AN INNOVATIVE MODEL TO ENGAGE STUDENTS AND PROMOTE ACTIVE LEARNING IN THE HEALTH SCIENCES: THEORY AND PRACTICE INTEGRATION IN A MEDICAL BACTERIOLOGY PROGRAM
Queensland University of Technology (AUSTRALIA)
About this paper:
Appears in: EDULEARN10 Proceedings
Publication year: 2010
Conference name: 2nd International Conference on Education and New Learning Technologies
Dates: 5-7 July, 2010
Location: Barcelona, Spain
Abstract:The Faculty of Science and Technology, Medical Bacteriology Program at QUT is a truly innovative T&L model reinventing how microbiology and clinical/diagnostic bacteriology is traditionally taught. Its pedagogic focus is not solely knowledge acquisition, but Knowledge construction integrated with Understanding facilitation and demonstration of both via Application. The model’s triple focus (K-U-A) pedagogy is reinforced by development and refinement of two key higher order learning skills, Critical Thinking (CT) and Complex Reasoning (CR), as integral elements embedded early in the active learning pathway, not as add-ons. The model has been developed within both workplace (real world) and theoretical frameworks. The coherent pathway of engagement and active learning spans second year (foundation) and third year (advanced) medical bacteriology streams within QUT Science programs. Around 200-250 students across both years are involved.
What makes this T&L model unique is that the standard didactic lecture format has been replaced by interactive learning experiences in the form of a Lectorial. A lectorial is a lecture-tutorial fusion and in our model, role-play activities and class/group level open discussions allow for both knowledge to be constructed and understanding to be facilitated. Role-play involves the learning facilitator (aka lecturer) acting as patient. Students ask critical thinking questions to derive the empirical diagnosis and possible causative agents of the disease reflecting the Infectious Disease Diagnosis (IDD) pathway. Thus, face-to-face interaction with the learning facilitator is a key part of the pedagogy. Lectorials overcome challenges of large classes by providing a classroom dynamic whereby students are encouraged to actively engage thereby enhancing learning processes. The IDD pathway approach is also a unique feature of the model since most diagnostic bacteriology curricula focus solely on specimen processing.
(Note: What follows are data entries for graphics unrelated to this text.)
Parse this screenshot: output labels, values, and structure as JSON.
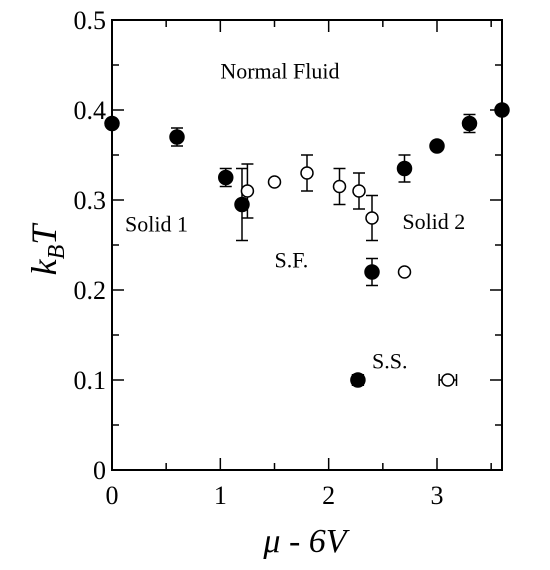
{
  "chart_data": {
    "type": "scatter",
    "xlabel": "μ - 6V",
    "ylabel_main": "k",
    "ylabel_sub": "B",
    "ylabel_tail": "T",
    "xlim": [
      0,
      3.6
    ],
    "ylim": [
      0,
      0.5
    ],
    "x_ticks": [
      0,
      1,
      2,
      3
    ],
    "x_tick_labels": [
      "0",
      "1",
      "2",
      "3"
    ],
    "y_ticks": [
      0,
      0.1,
      0.2,
      0.3,
      0.4,
      0.5
    ],
    "y_tick_labels": [
      "0",
      "0.1",
      "0.2",
      "0.3",
      "0.4",
      "0.5"
    ],
    "grid": false,
    "series": [
      {
        "marker": "filled-circle",
        "color": "#000000",
        "points": [
          {
            "x": 0.0,
            "y": 0.385,
            "yerr": 0.0,
            "xerr": 0.0
          },
          {
            "x": 0.6,
            "y": 0.37,
            "yerr": 0.01,
            "xerr": 0.0
          },
          {
            "x": 1.05,
            "y": 0.325,
            "yerr": 0.01,
            "xerr": 0.0
          },
          {
            "x": 1.2,
            "y": 0.295,
            "yerr": 0.04,
            "xerr": 0.0
          },
          {
            "x": 2.27,
            "y": 0.1,
            "yerr": 0.0,
            "xerr": 0.05
          },
          {
            "x": 2.4,
            "y": 0.22,
            "yerr": 0.015,
            "xerr": 0.0
          },
          {
            "x": 2.7,
            "y": 0.335,
            "yerr": 0.015,
            "xerr": 0.0
          },
          {
            "x": 3.0,
            "y": 0.36,
            "yerr": 0.0,
            "xerr": 0.0
          },
          {
            "x": 3.3,
            "y": 0.385,
            "yerr": 0.01,
            "xerr": 0.0
          },
          {
            "x": 3.6,
            "y": 0.4,
            "yerr": 0.005,
            "xerr": 0.0
          }
        ]
      },
      {
        "marker": "open-circle",
        "color": "#000000",
        "points": [
          {
            "x": 1.25,
            "y": 0.31,
            "yerr": 0.03,
            "xerr": 0.0
          },
          {
            "x": 1.5,
            "y": 0.32,
            "yerr": 0.0,
            "xerr": 0.0
          },
          {
            "x": 1.8,
            "y": 0.33,
            "yerr": 0.02,
            "xerr": 0.0
          },
          {
            "x": 2.1,
            "y": 0.315,
            "yerr": 0.02,
            "xerr": 0.0
          },
          {
            "x": 2.28,
            "y": 0.31,
            "yerr": 0.02,
            "xerr": 0.0
          },
          {
            "x": 2.4,
            "y": 0.28,
            "yerr": 0.025,
            "xerr": 0.0
          },
          {
            "x": 2.7,
            "y": 0.22,
            "yerr": 0.0,
            "xerr": 0.0
          },
          {
            "x": 3.1,
            "y": 0.1,
            "yerr": 0.0,
            "xerr": 0.08
          }
        ]
      }
    ],
    "annotations": [
      {
        "text": "Normal Fluid",
        "x": 1.0,
        "y": 0.435
      },
      {
        "text": "Solid 1",
        "x": 0.12,
        "y": 0.265
      },
      {
        "text": "Solid 2",
        "x": 2.68,
        "y": 0.268
      },
      {
        "text": "S.F.",
        "x": 1.5,
        "y": 0.225
      },
      {
        "text": "S.S.",
        "x": 2.4,
        "y": 0.113
      }
    ]
  }
}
Our model critically examines steps prior- and post-specimen processing and as such is a more global and in-depth view of infectious disease diagnosis. In the second half of each lectorial, Patient Report Form compilation allows knowledge and understanding to be demonstrated. This is a radical departure from traditional approaches, since lectorials actually commence activities that are further explored in the “wet” laboratory and so lectorials may be viewed as “dry” laboratory learning experiences. Wet-lab learning activities, where students process clinical specimens hands-on and solve case scenario problems by using their CT-CR skills, extend lectorial experiences following an experiential learning pathway. Hence, our model has eliminated a perceived disconnection between the theoretical and practical aspects of medical bacteriology. A critical innovation of the model has been the development of the Teaching and Learning Guide, available in hardcopy and as an electronic version in the wet lab. Far more comprehensive than the standard Laboratory Manual, the Guide is a useful student learning resource.
Informal and formal student and teaching team feedback and questionnaire evaluations, together with a transformation in the classroom dynamic and demonstrated improvements in student assessment outcomes, provide evidence that our model has achieved a significant change in student engagement and active learning in medical bacteriology. The model has been translated to other health science contexts.
Keywords: Medical bacteriology model, Lectorial-laboratory integration, Triple focus pedagogy (Knowledge-Understanding-Application), Critical thinking-Complex reasoning.